Standefer compared the interim budgets from 2018-19 and 2019-20, noting each had beginning cash balances of $3,000,000. Projected revenues of $7,531,709 in the latest interim budget were 2.56% higher than in the previous year, but there were also “decreases in budgeted revenues for ambulance fees, recreation & pool fees” and miscellaneous revenues. Ambulance fees are projected to decrease because a transport company has recently started handling all “non-emergency transports,” Standefer said.
The general fund is “projected to draw down reserves by $1,300,389 in FY 19-20,” said Standefer’s presentation.

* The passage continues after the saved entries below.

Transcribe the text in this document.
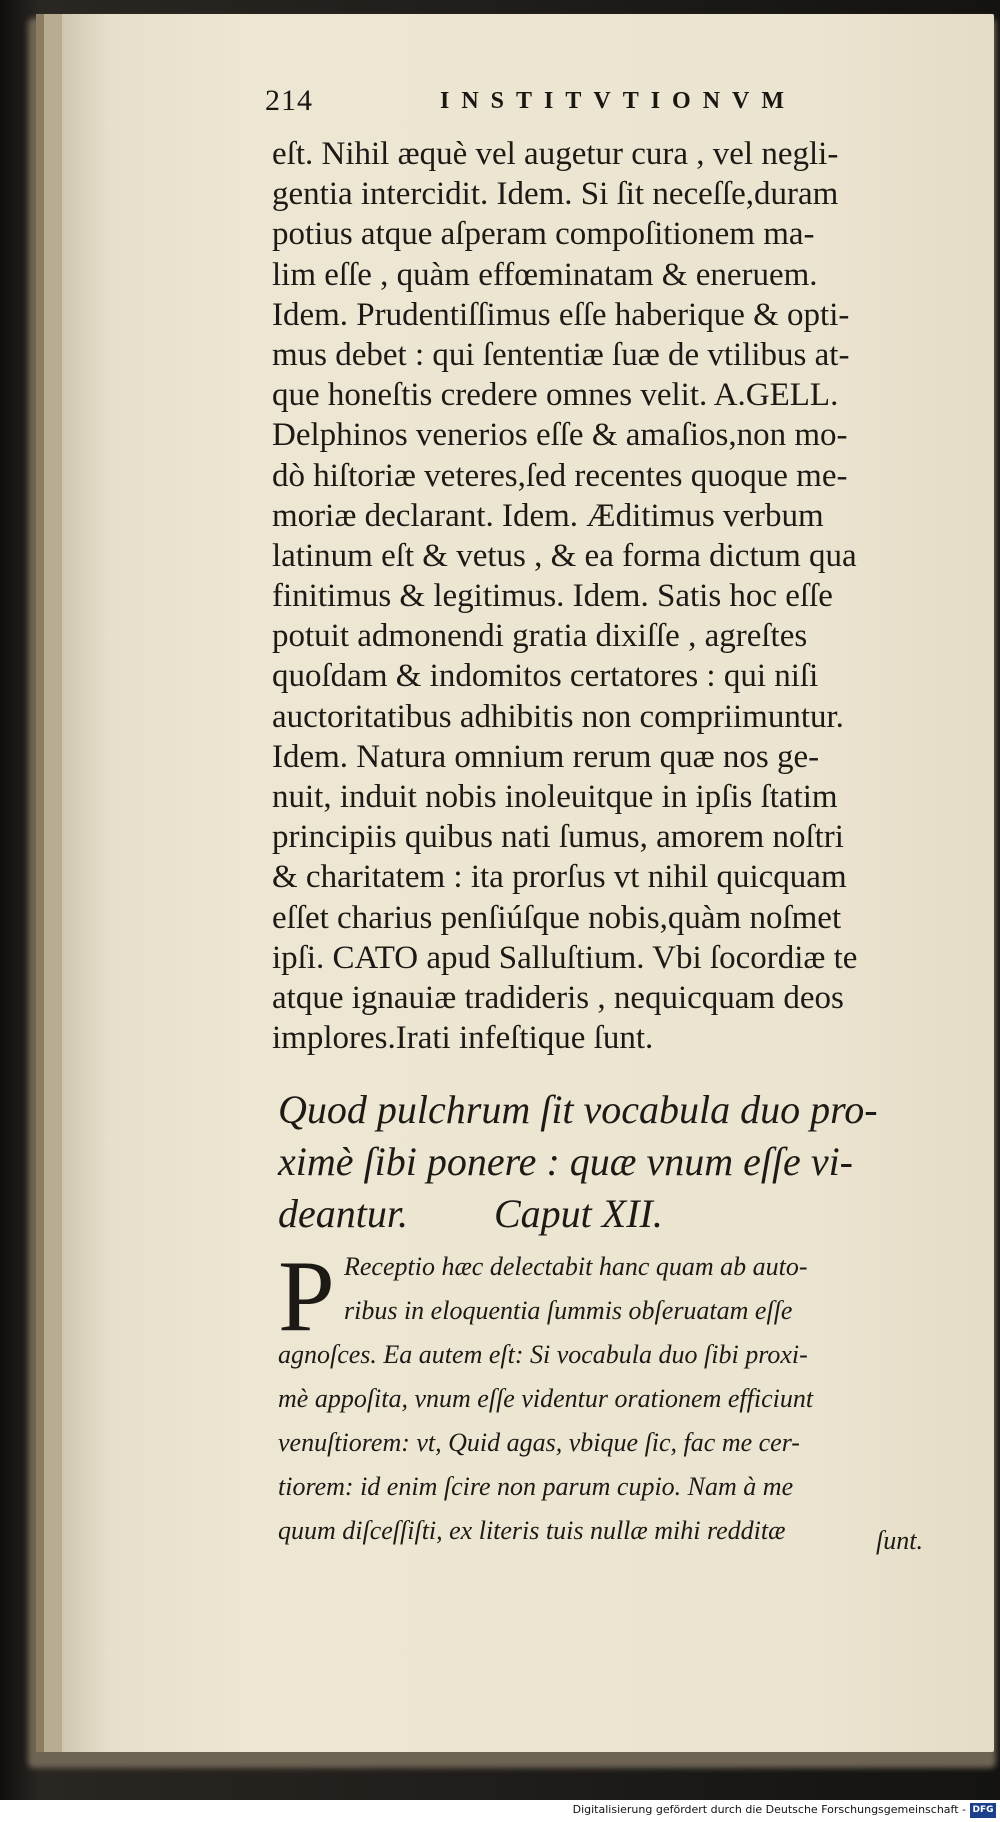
214	INSTITVTIONVM
eſt. Nihil æquè vel augetur cura , vel negli-
gentia intercidit. Idem. Si ſit neceſſe,duram
potius atque aſperam compoſitionem ma-
lim eſſe , quàm effœminatam & eneruem.
Idem. Prudentiſſimus eſſe haberique & opti-
mus debet : qui ſententiæ ſuæ de vtilibus at-
que honeſtis credere omnes velit. A.GELL.
Delphinos venerios eſſe & amaſios,non mo-
dò hiſtoriæ veteres,ſed recentes quoque me-
moriæ declarant. Idem. Æditimus verbum
latinum eſt & vetus , & ea forma dictum qua
finitimus & legitimus. Idem. Satis hoc eſſe
potuit admonendi gratia dixiſſe , agreſtes
quoſdam & indomitos certatores : qui niſi
auctoritatibus adhibitis non compriimuntur.
Idem. Natura omnium rerum quæ nos ge-
nuit, induit nobis inoleuitque in ipſis ſtatim
principiis quibus nati ſumus, amorem noſtri
& charitatem : ita prorſus vt nihil quicquam
eſſet charius penſiúſque nobis,quàm noſmet
ipſi. CATO apud Salluſtium. Vbi ſocordiæ te
atque ignauiæ tradideris , nequicquam deos
implores.Irati infeſtique ſunt.
Quod pulchrum ſit vocabula duo pro-
ximè ſibi ponere : quæ vnum eſſe vi-
deantur. Caput XII.
P Receptio hæc delectabit hanc quam ab auto-
ribus in eloquentia ſummis obſeruatam eſſe
agnoſces. Ea autem eſt: Si vocabula duo ſibi proxi-
mè appoſita, vnum eſſe videntur orationem efficiunt
venuſtiorem: vt, Quid agas, vbique ſic, fac me cer-
tiorem: id enim ſcire non parum cupio. Nam à me
quum diſceſſiſti, ex literis tuis nullæ mihi redditæ	ſunt.
Digitalisierung gefördert durch die Deutsche Forschungsgemeinschaft - DFG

Consequently, he explained, city leadership should look toward either a reduction in services or in increase in their fees. Other ways to increase revenue could include incremental increases in either property taxes, municipal Gross Receipts Tax or the Hold Harmless Gross Receipts Tax, the latter of which Standefer recommended against.
Also at Tuesday’s city council meeting:
• Recognition of the Portales High School Chamber Choir for its 2019 New Mexico Activities Association state championship.
• Approval of a joint resolution between Roosevelt County and the city “to increase community awareness and participation” in the 2020 census, with documents noting that “communities lose approximately $3,000 federal dollars per year for each resident failing to participate in the Census.” Census Day is April 1, 2020, and the resolution specified that the city and county “shall each appoint three members” to the local census committee, “established to serve in an educational and promotional advisory capacity.”
• Approval of resolution authorizing city to apply for participation in the Juvenile Adjudication Program. The state legislature created a fund in 2009 “to support an alternative adjudication process for juveniles charged with traffic and other misdemeanor offenses,” according to the meeting documents. If awarded, funds from the program would assist the city in bringing Teen Court volunteer attorneys and adult chaperons to Santa Fe for court and legislative sessions and possibly a Round House tour.